Aber wie gesagt, zumindest hierzulande ist seit geraumer Zeit, wenn´s um Fußballfrauen geht, alles anders und Liebe, Wonne, Waschtrog, nicht nur in sportlicher Hinsicht, in der nach 0:1 und 2:0 mit den ersten drei Punkten schon das Viertelfinale mehr oder weniger (durch)winkt, weil es ja im direkten Duell ums Viertelfinale gegen die auch von den Medien in Grund und Boden verdammten Norwegerinnen geht. Jenes Norwegen, das einst eine Pionierrolle im Frauenfußball gespielt hat, Olympiasieger, Welt- und Europameister gewesen war, aber seit zwei Jahrzehnten immer mehr in der Weltrangliste abgerutscht ist, bis es – man entschuldige diesen Vergleich – bei einer Fußball-Euro eine ähnliche Pleite erlebte wie einst Österreichs Männer unter Herbert Prohaska beim 0:9 in Valencia (EM-Qualifikation 1999). So was kennen wir ja auch aus anderen Sportarten. Einst vorn und Wegbereiter, jetzt als Schrittmacher grad noch dabei oder aber schon hinterher.
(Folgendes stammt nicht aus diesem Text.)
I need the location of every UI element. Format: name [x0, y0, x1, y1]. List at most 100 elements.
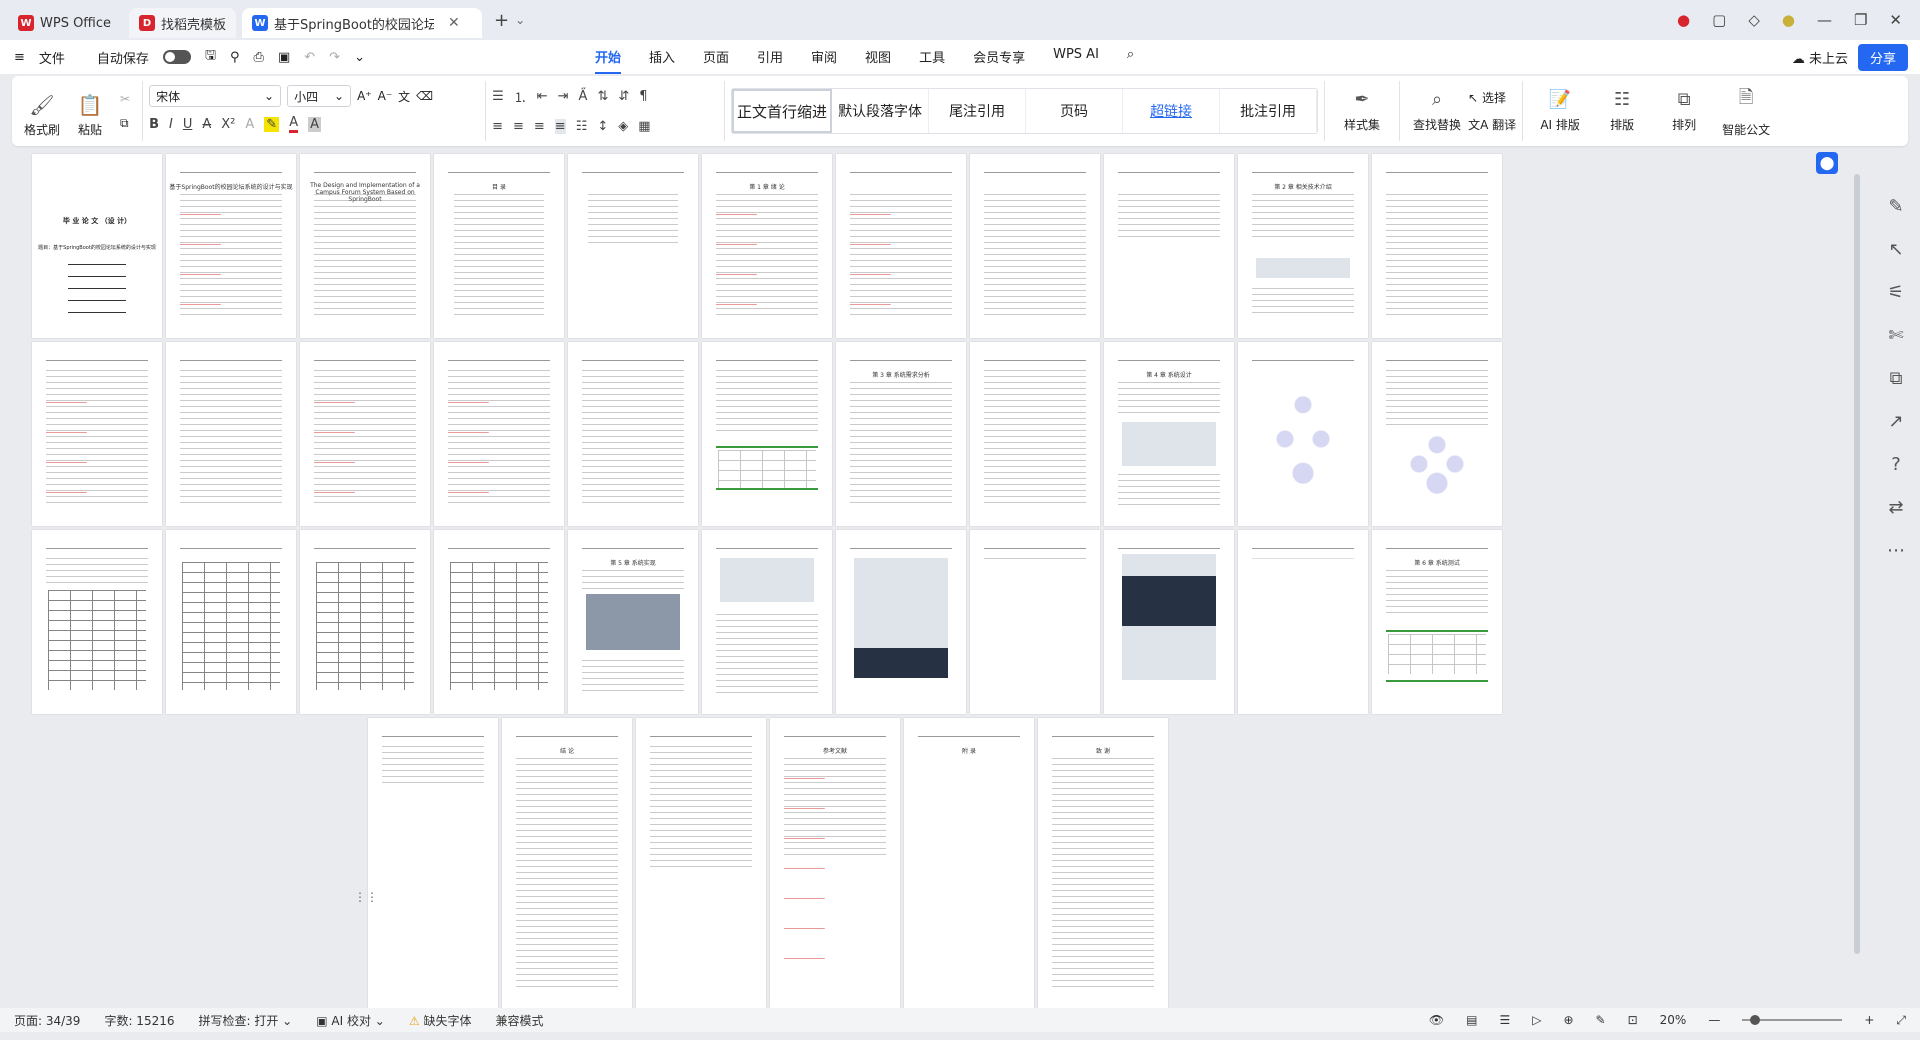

Skibob, Wildwasserkajak, Klettern, um nur einige Beispiele zu nennen… 

Österreicherinnen bejubeln Schiechtl und Sieg, Engländerinnen den Mead-Triple-Pack gegen die Norwegerinnen.

Trotzdem: Ging´s nach der Mathematik, dann hätte Rotweißrot nach eigener Moralinjektion und norwegischem Pleitefrust alle Trümpfe in der Hand, Pardon: den eigenen Beinen oder auch im Köpfchen. Aber Sieg hin, Debakel her, Aufstiegsduelle haben schon immer ihre eigenen Gesetze gehabt, in denen Kleinigkeiten über Wohl und Wehe entscheiden. Nichts hätte das auch bei dieser Frauen-Euro 2022 besser illustrieren können als das Zentimeter-Tor der sonst so schussschwachen Engländerinnen gegen uns oder der von der Tirolerin Schiechtl glücklich abgefälschte Puntigam-Freistoß zum 1:0 gegen eine technisch, spielerisch und taktisch unterbemittelte Truppe an größtenteils schon in die hohen 30er gekommenen Amateure aus Nordirland. Pflichterfüllung ist meist die härteste Formalität.

Im Interesse unseres Fußballs wie unserer Fußballfrauen wär´s zu hoffen, dass sie den Teufel austreiben, selbst dann, wenn er im Detail steckt. Und dass sie als Viertelfinalistinnen nach Lust und Laune wieder eine Pressekonferenz stürmen, wieder singen und tanzen können – sofern die Uefa nicht, wie zu befürchten, diesem Jubeltrubel einen Riegel vorschiebt. Was nämlich das betrifft, ist die Fußball-Obrigkeit ja eher kleinlich und keineswegs euphorisch…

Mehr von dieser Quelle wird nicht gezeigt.